A new statewide ballot measure campaign aimed at reforming public worker pensions was filed in California on Thursday, led by former Democratic San Jose mayor and longtime pension reform advocate Chuck Reed.

The ballot initiative is the latest in a long fight to reduce public pension obligations in California, where debts are particularly burdensome and have contributed to municipal bankruptcies in some cities.

Voters would be required to approve pension benefits for new government employees and any increases in benefits to existing workers. The measure would also prohibit taxpayers from subsidizing more than 50 percent of government retirement benefit costs, unless approved by voters.

While California's economy has improved in the past few years, public worker pension debt grew to $198 billion in 2013 from $6.3 billion in 2003. Unfunded liabilities for retiree healthcare benefits is approximately $150 billion, according to the group.

"We're filing this because pensions costs are going up dramatically," Reed said. "We're giving voters the opportunity to weigh in on employee benefits that they have not had in the past."

As San Jose mayor, Reed helped pass a pension reform measure for his city, parts of which have been struck down after union lawsuits. He abandoned a similar statewide ballot initiative in 2014, after Kamala Harris, California's Democratic attorney general, altered the wording.

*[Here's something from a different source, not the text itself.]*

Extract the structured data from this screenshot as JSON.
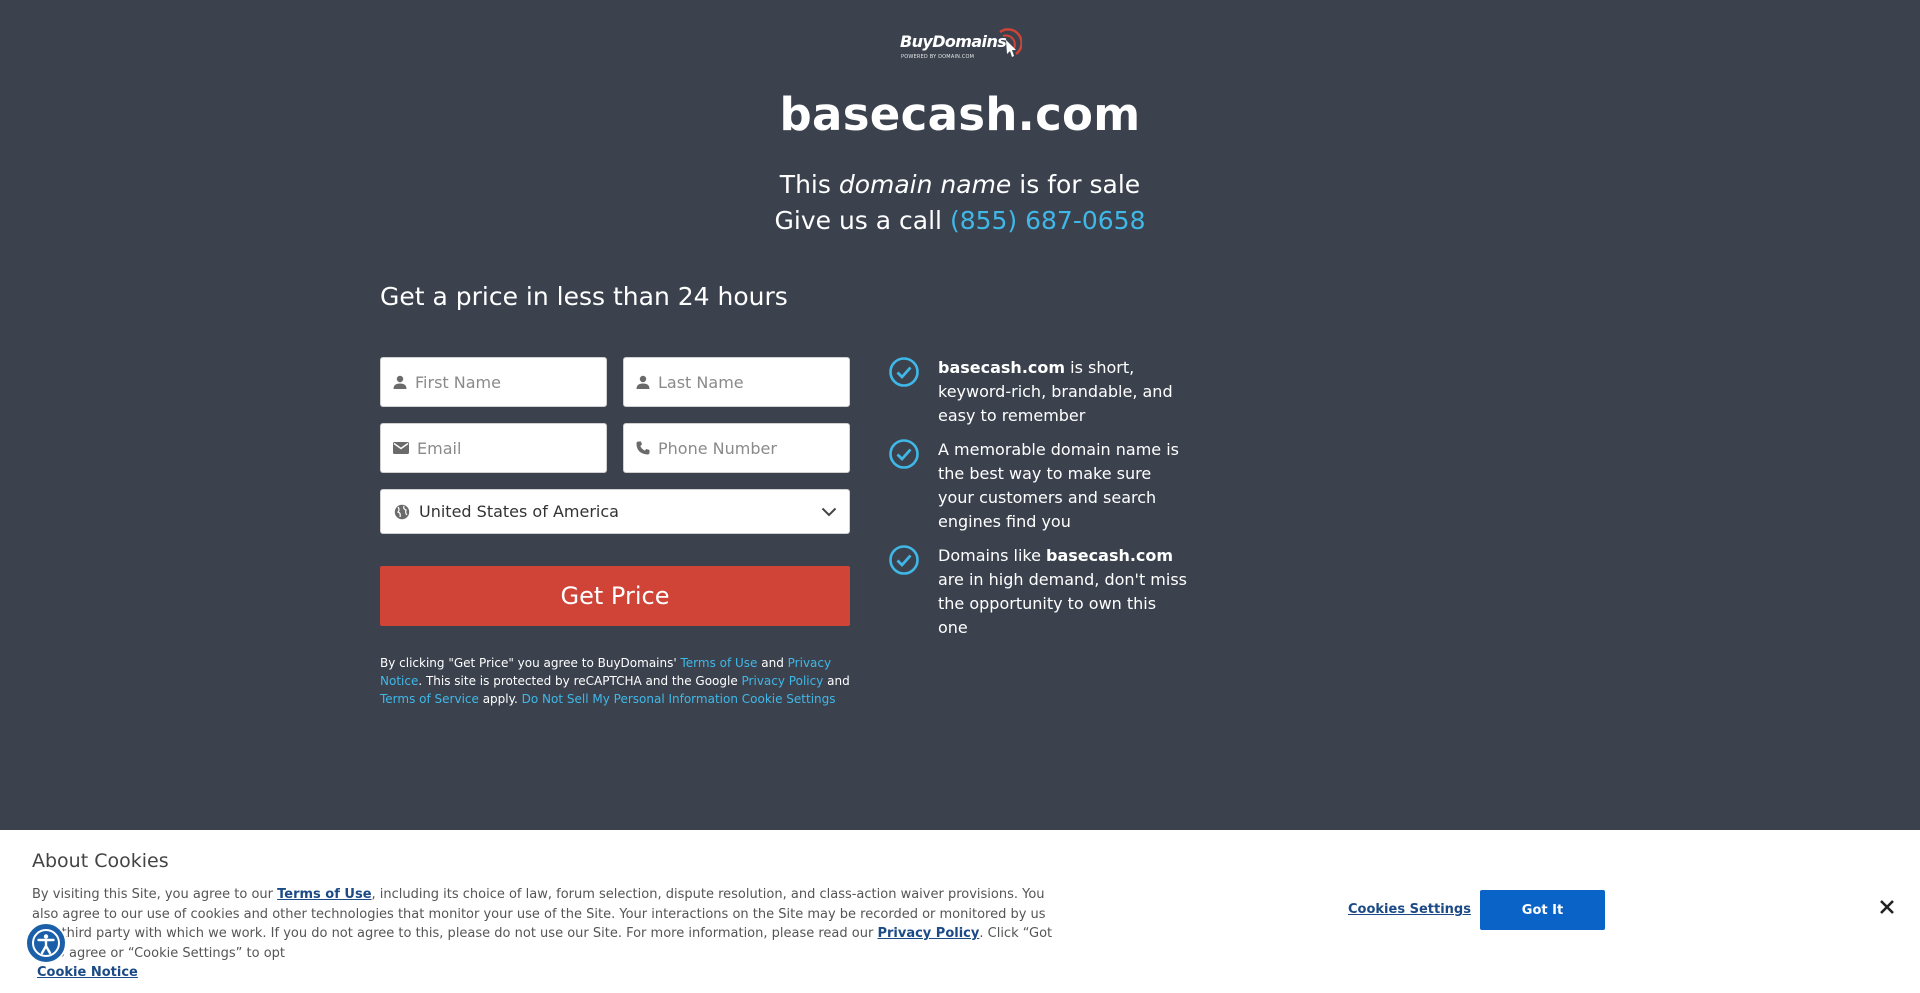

A coalition of politicians and business people led by Reed and former Republican San Diego City Council member Carl DeMaio spent several hundred thousand dollars on policy and polling work ahead of this ballot initiative. They are in discussions with various potential donors, including John Arnold, hedge fund billionaire-turned-philanthropist and the single biggest donor for Reed's last, failed ballot initiative.

This initiative - unlike his last one, which sought to give mayors and other local officials the power to alter pension benefits for current workers - asks workers hired after January 2019 to cover at least half of their retirement benefits costs.

"This protects taxpayers," Reed said.

Dave Low, chairman of Californians for Retirement Security, called the initiative "another destined-to-fail attempt to eliminate the retirement security" of state public employees.

Expected to appear on the November 2016 ballot, the initiative would apply to all California local governments, not just workers covered by the state pensions fund Calpers. Big cities, such as Los Angeles, San Francisco and San Jose, have their own pension systems and Reed's proposed law would also apply to them.